On that last day, the wife of a political prisoner saw him:
I was standing at the heavy iron inside door of the prison, trying to talk an SS man into taking in a parcel for me. Suddenly the prison door opened, and through it strode calmly and erectly a man with his hands bound behind his back, followed by a little Gestapo man who looked to me like a reptile. The SS man whispered to me: ‘That is Count Schwerin – Plötzensee.’ I knew what Plötzensee meant, and through my mind there flashed the realization: ‘This is a man who knows how to die.’

Schwerin had just enough time to write a short letter to his wife before he was executed:
My darling: Now the last hour has come.  
I can give you no further counsel, I can ask you only to make the youth of our children as happy as possible under all the present restrictions. Think of your own childhood. Let the boys study a great deal and adopt professions suited to their capabilities and fitting them for advancement … 

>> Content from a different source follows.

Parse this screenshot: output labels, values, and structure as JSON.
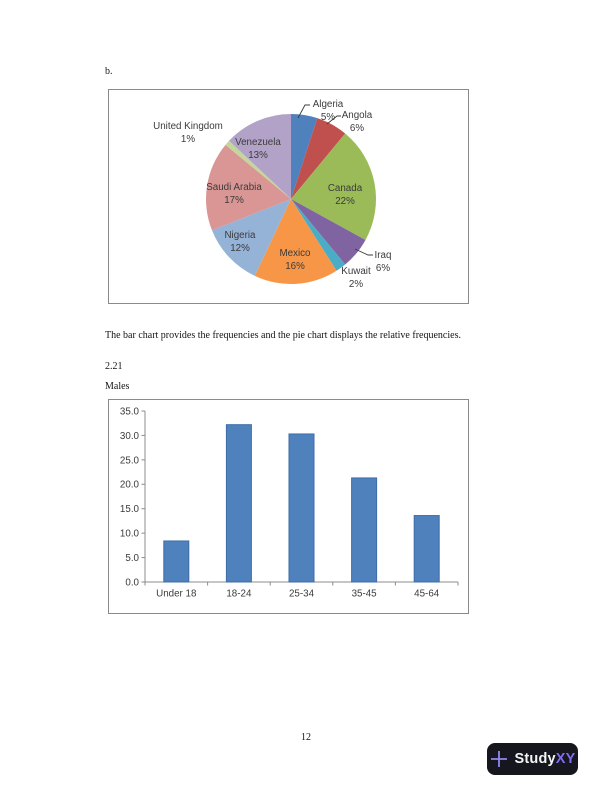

I go to my death unbowed, with the firm conviction that I have done nothing for myself, and everything for our fatherland. This must remain ever a certainty for you, and something you tell our sons over and over. You know that my actions were at all times directed to the welfare of Germany, in the family tradition of an ardent patriotism outweighing all else …  Bring up our sons as Christian noblemen, with neither narrowness nor slackness in their convictions.  
And finally, from my overflowing heart, thanks to you for your love that made my life beautiful. Be brave, and preserve your love for me to the end of your life.  
I must stop. Greet all those whom I love and who have loved me and cherished me.  
I embrace you and the boys in thought, with eternal gratitude to you.  
Your Ulrich-Wilhelm

His family members survived the war.